If all of the parameters are initialised to the same value e.g. 0 then each node receives the same gradient and they all update in exactly the same way, never breaking symmetries. Therefore they should be randomly initialised. In fact the size of the $W$ values should be set according to the size of the input, and possibly the size of the output. One common technique for this is called Xavier initialisation. However, I do not go into details of that here.
Forward propagation is the process of computing the output for a given input and a given set of parameters. To improve the parameters using, for example, gradient descent we must calculate the gradient of the cost function with respect to all of the parameters.
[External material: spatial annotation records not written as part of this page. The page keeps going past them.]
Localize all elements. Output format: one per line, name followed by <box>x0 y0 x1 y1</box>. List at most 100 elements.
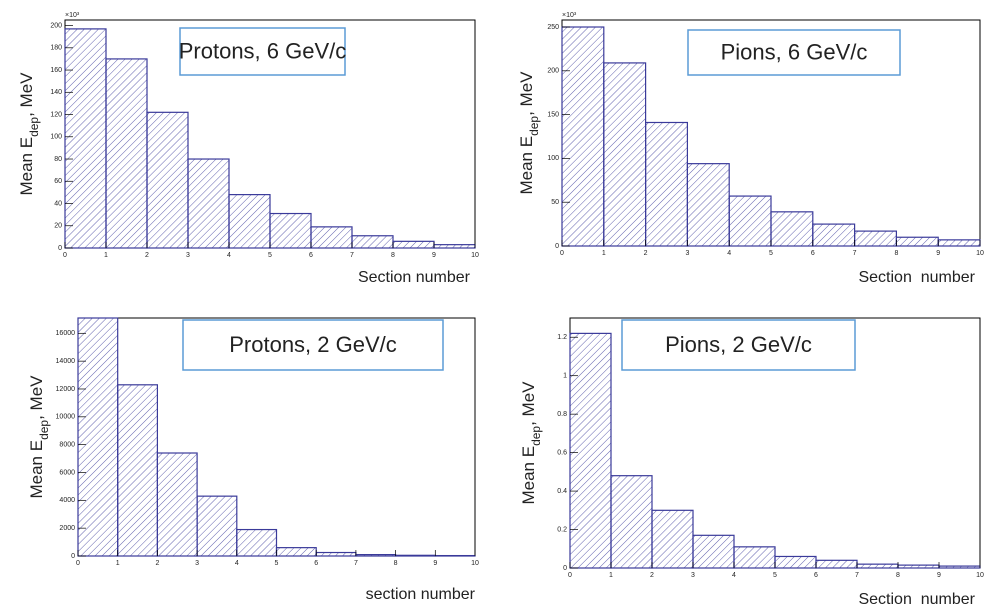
title-box <box>179 27 346 76</box>
bar <box>105 58 148 249</box>
y-axis-label: Mean Edep, MeV <box>519 381 543 505</box>
x-tick-label: 9 <box>432 252 436 259</box>
x-tick-label: 7 <box>855 572 859 579</box>
x-tick-label: 8 <box>391 252 395 259</box>
bar <box>610 475 653 569</box>
x-tick-label: 9 <box>936 250 940 257</box>
y-tick-label: 6000 <box>59 469 75 476</box>
bar <box>853 230 897 247</box>
x-axis-label: Section number <box>358 269 471 286</box>
y-tick-label: 10000 <box>56 414 76 421</box>
x-tick-label: 4 <box>732 572 736 579</box>
y-tick-label: 140 <box>50 89 62 96</box>
x-axis-label: Section number <box>858 591 975 608</box>
x-tick-label: 0 <box>568 572 572 579</box>
y-tick-label: 250 <box>547 24 559 31</box>
y-label-end: , MeV <box>519 381 538 426</box>
bar <box>692 534 735 569</box>
y-tick-label: 200 <box>547 68 559 75</box>
y-tick-label: 0 <box>555 243 559 250</box>
x-tick-label: 8 <box>894 250 898 257</box>
bar <box>315 551 357 557</box>
bar <box>187 158 230 249</box>
x-axis-label: section number <box>366 586 476 603</box>
bar <box>146 111 189 249</box>
y-tick-label: 8000 <box>59 441 75 448</box>
x-tick-label: 3 <box>186 252 190 259</box>
x-tick-label: 4 <box>235 560 239 567</box>
x-tick-label: 3 <box>195 560 199 567</box>
title-box <box>182 319 444 371</box>
x-tick-label: 2 <box>644 250 648 257</box>
bar <box>64 28 107 249</box>
y-tick-label: 14000 <box>56 358 76 365</box>
title-box <box>687 29 901 76</box>
y-tick-label: 50 <box>551 199 559 206</box>
y-tick-label: 0 <box>58 245 62 252</box>
x-tick-label: 6 <box>811 250 815 257</box>
x-tick-label: 10 <box>471 252 479 259</box>
x-tick-label: 9 <box>937 572 941 579</box>
y-tick-label: 20 <box>54 223 62 230</box>
x-tick-label: 3 <box>685 250 689 257</box>
y-label-end: , MeV <box>27 375 46 420</box>
y-tick-label: 80 <box>54 156 62 163</box>
x-tick-label: 7 <box>350 252 354 259</box>
bar <box>569 332 612 569</box>
y-label-main: Mean E <box>517 136 536 195</box>
x-tick-label: 1 <box>116 560 120 567</box>
y-label-end: , MeV <box>17 72 36 117</box>
x-tick-label: 0 <box>63 252 67 259</box>
y-tick-label: 150 <box>547 111 559 118</box>
box-title: Protons, 2 GeV/c <box>229 332 397 357</box>
bar <box>117 384 158 557</box>
bar <box>236 528 278 557</box>
bar <box>275 547 317 557</box>
bar <box>938 565 981 569</box>
x-tick-label: 10 <box>976 250 984 257</box>
x-tick-label: 9 <box>433 560 437 567</box>
y-tick-label: 2000 <box>59 525 75 532</box>
bar <box>228 194 271 249</box>
y-axis-label: Mean Edep, MeV <box>27 375 51 499</box>
y-label-main: Mean E <box>17 137 36 196</box>
y-tick-label: 0.2 <box>557 526 567 533</box>
x-tick-label: 6 <box>814 572 818 579</box>
bar <box>686 163 730 247</box>
y-label-sub: dep <box>527 116 541 136</box>
y-tick-label: 16000 <box>56 330 76 337</box>
y-tick-label: 180 <box>50 45 62 52</box>
y-tick-label: 40 <box>54 200 62 207</box>
bar <box>310 226 353 249</box>
x-tick-label: 2 <box>155 560 159 567</box>
y-tick-label: 4000 <box>59 497 75 504</box>
x-tick-label: 5 <box>769 250 773 257</box>
y-tick-label: 0.8 <box>557 411 567 418</box>
y-label-sub: dep <box>37 420 51 440</box>
x-tick-label: 8 <box>896 572 900 579</box>
x-tick-label: 6 <box>309 252 313 259</box>
bar <box>774 555 817 569</box>
y-tick-label: 0 <box>71 553 75 560</box>
x-tick-label: 2 <box>145 252 149 259</box>
bar <box>895 236 939 247</box>
x-tick-label: 4 <box>727 250 731 257</box>
x-tick-label: 0 <box>76 560 80 567</box>
x-tick-label: 2 <box>650 572 654 579</box>
x-tick-label: 10 <box>471 560 479 567</box>
x-tick-label: 1 <box>602 250 606 257</box>
x-tick-label: 8 <box>394 560 398 567</box>
x-tick-label: 3 <box>691 572 695 579</box>
x-tick-label: 1 <box>609 572 613 579</box>
y-tick-label: 100 <box>547 155 559 162</box>
bar <box>651 509 694 569</box>
bar <box>561 26 605 247</box>
x-tick-label: 7 <box>853 250 857 257</box>
bar <box>603 62 647 247</box>
bar <box>937 239 981 247</box>
y-tick-label: 60 <box>54 178 62 185</box>
axis-multiplier: ×10³ <box>65 12 80 19</box>
box-title: Pions, 2 GeV/c <box>665 332 812 357</box>
bar <box>355 554 397 557</box>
Doing this separately for each parameter would be highly inefficient because according to the chain rule the derivative of composed functions uses the derivative of the inner function i.e. the derivative of the cost function with respect to the parameters in the first hidden layer will use the derivative of the cost function with respect to the output of that layer. We apply the chain rule to determine expressions for the parameters in each layer and cache the intermediate results for reuse - this is called back propagation since we start by calculating derivatives for parameters in the final layer and then work our way backwards to the first hidden layer.
This can be easier to visualise using a graph. Any computation can be represented as a graph, for example this linear transformation. We can set up our computation graph at whatever level of detail we like as long as we can compute the gradient with respect to the input parameters and the tunable parameters. When this is used in real neural network applications we would typically have a linear transformation represented by one node instead of multiple as in this example.
For example, given the inputs shown in green here calculated in the forward pass we can show how the gradient of the $\Delta$ variable is calculated. We start with a gradient of $1$ at the right hand side of the graph since the output of the final node is the full function and the gradient of the full function with respect to itself is always $1$. The last node represents squaring the input, so the derivative of the squaring function with respect to the input is $2 \Delta$. As the chain rule says we multiply the gradient of this function with respect to the input to this function by the gradient of the entire function with respect to the output to get $2 \cdot -2 \cdot 1 = -4$. This process continues through the other nodes.